Progress in an Interferometric Laser Ranging System for a Follow-On Gravity Mission to GRACE

The Gravity Recovery and Climate Experiment (GRACE) has ushered in a new era for satellite measurements of the Earth system. GRACE provides monthly estimates of the time-varying gravity field, which are largely due to the redistribution of water mass in the Earth system, with a spatial resolution of ~500 km and an accuracy of 1 cm equivalent water. This is accomplished via a suite of instruments including a microwave ranging system, precision accelerometers for measuring non-gravitational forces, and a GPS navigation system.

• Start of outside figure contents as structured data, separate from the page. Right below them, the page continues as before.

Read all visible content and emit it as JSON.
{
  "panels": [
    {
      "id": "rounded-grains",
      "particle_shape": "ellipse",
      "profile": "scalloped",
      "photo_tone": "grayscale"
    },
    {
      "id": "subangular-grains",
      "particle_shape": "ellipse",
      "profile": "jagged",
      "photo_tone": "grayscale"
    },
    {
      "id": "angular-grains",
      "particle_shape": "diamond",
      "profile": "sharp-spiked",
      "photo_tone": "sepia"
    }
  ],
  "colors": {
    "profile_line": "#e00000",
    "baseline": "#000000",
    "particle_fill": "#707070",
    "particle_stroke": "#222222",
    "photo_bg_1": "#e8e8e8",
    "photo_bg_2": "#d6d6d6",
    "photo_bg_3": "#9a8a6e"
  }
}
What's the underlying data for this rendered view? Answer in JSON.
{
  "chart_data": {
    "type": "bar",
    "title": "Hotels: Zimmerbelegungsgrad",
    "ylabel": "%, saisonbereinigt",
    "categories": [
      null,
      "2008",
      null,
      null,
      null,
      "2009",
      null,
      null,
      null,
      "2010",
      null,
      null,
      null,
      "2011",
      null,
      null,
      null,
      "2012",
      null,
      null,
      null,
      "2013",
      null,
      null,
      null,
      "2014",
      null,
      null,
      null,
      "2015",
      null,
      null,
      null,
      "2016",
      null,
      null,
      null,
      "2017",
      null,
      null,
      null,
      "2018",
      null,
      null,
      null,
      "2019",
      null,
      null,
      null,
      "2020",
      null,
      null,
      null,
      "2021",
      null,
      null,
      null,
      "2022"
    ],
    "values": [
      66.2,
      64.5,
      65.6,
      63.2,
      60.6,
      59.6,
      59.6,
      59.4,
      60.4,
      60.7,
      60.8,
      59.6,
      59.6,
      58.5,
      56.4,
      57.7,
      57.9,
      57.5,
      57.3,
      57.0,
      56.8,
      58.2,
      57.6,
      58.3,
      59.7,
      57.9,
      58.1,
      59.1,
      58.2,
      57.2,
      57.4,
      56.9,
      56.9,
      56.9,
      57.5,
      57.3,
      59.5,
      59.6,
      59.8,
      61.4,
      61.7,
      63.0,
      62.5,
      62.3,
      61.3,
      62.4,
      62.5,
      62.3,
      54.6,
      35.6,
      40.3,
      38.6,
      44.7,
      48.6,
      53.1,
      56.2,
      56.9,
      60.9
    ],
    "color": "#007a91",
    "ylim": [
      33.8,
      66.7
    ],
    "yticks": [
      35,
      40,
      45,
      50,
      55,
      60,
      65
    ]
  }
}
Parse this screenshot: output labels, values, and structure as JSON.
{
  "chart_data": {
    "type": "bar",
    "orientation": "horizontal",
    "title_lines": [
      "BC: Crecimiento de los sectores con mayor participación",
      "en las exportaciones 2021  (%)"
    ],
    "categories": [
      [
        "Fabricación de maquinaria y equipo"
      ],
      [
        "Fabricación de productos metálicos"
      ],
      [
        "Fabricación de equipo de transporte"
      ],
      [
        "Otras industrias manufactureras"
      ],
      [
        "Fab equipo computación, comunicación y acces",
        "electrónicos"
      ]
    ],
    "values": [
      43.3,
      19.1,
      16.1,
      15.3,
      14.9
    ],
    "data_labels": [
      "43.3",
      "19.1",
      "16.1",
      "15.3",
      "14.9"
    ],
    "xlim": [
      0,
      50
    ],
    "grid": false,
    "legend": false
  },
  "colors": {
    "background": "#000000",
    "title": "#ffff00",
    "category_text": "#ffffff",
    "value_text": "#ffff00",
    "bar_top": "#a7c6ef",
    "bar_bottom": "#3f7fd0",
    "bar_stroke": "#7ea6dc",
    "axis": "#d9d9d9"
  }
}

These tremendous advances made by GRACE have led to an interest in launching a follow-on mission with even better performance. The spatial resolution can be improved by improving the ranging performance, implementing a drag-free control system, and flying at a lower altitude. This presentation will focus on our ongoing effort to develop an interferometric laser ranging system that has demonstrated performance near the 1 nm/sec level or better over 5 second intervals, which when coupled with other mission improvements, would improve the spatial resolution to ~100 km for 1 cm water equivalent accuracy. We report progress towards building an engineering model of the instrument, with which we will demonstrate its accuracy in the laboratory over the next few years. The laser system will range directly to the proof masses of the drag-free system, eliminating many of the difficulties associated with post-processing the accelerometer data on GRACE. In addition, we will show new results from our successful laboratory tests of the breadboard design in both ambient and vacuum conditions.